À l’inverse, Meta est souvent critiqué pour la faiblesse de ses mécanismes de partage de revenus. En 2024, Facebook n’a redistribué que deux milliards de dollars aux créateurs, très loin des montants annoncés par YouTube. Instagram Reels génère pourtant environ 50 milliards de dollars de revenus publicitaires pour Meta, mais la part reversée aux créateurs demeure limitée.

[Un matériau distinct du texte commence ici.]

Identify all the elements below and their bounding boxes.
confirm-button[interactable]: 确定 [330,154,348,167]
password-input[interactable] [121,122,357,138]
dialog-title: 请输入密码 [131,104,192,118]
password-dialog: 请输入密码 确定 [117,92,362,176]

Pour tenter d’attirer davantage de créateurs, l’entreprise a lancé en 2024 un programme de rémunération basé sur la performance globale des contenus plutôt que sur un partage direct des revenus publicitaires.
Cette situation reflète un déséquilibre structurel dans la creator economy. Selon un sondage de l’Autorité de la concurrence, 80 % des créateurs estiment avoir peu ou pas de pouvoir de négociation face aux plateformes. Celles-ci contrôlent à la fois la distribution des contenus, les algorithmes de recommandation et les mécanismes de monétisation.
Le rapport de l’UNESCO souligne que la transformation numérique a profondément modifié les industries culturelles. Les revenus numériques représentent désormais 35 % des revenus des créateurs, contre 17 % en 2018. Cette transition élargit l’accès aux audiences mais accentue également les inégalités, notamment entre les créateurs les plus visibles et la grande majorité qui peine à stabiliser ses revenus.
Dans ce contexte, la diversification apparaît comme la stratégie la plus viable pour les créateurs. Produire sur plusieurs plateformes, développer des sources de revenus indépendantes et cultiver une relation directe avec les communautés deviennent des conditions essentielles pour survivre dans une économie numérique dominée par quelques grandes plateformes.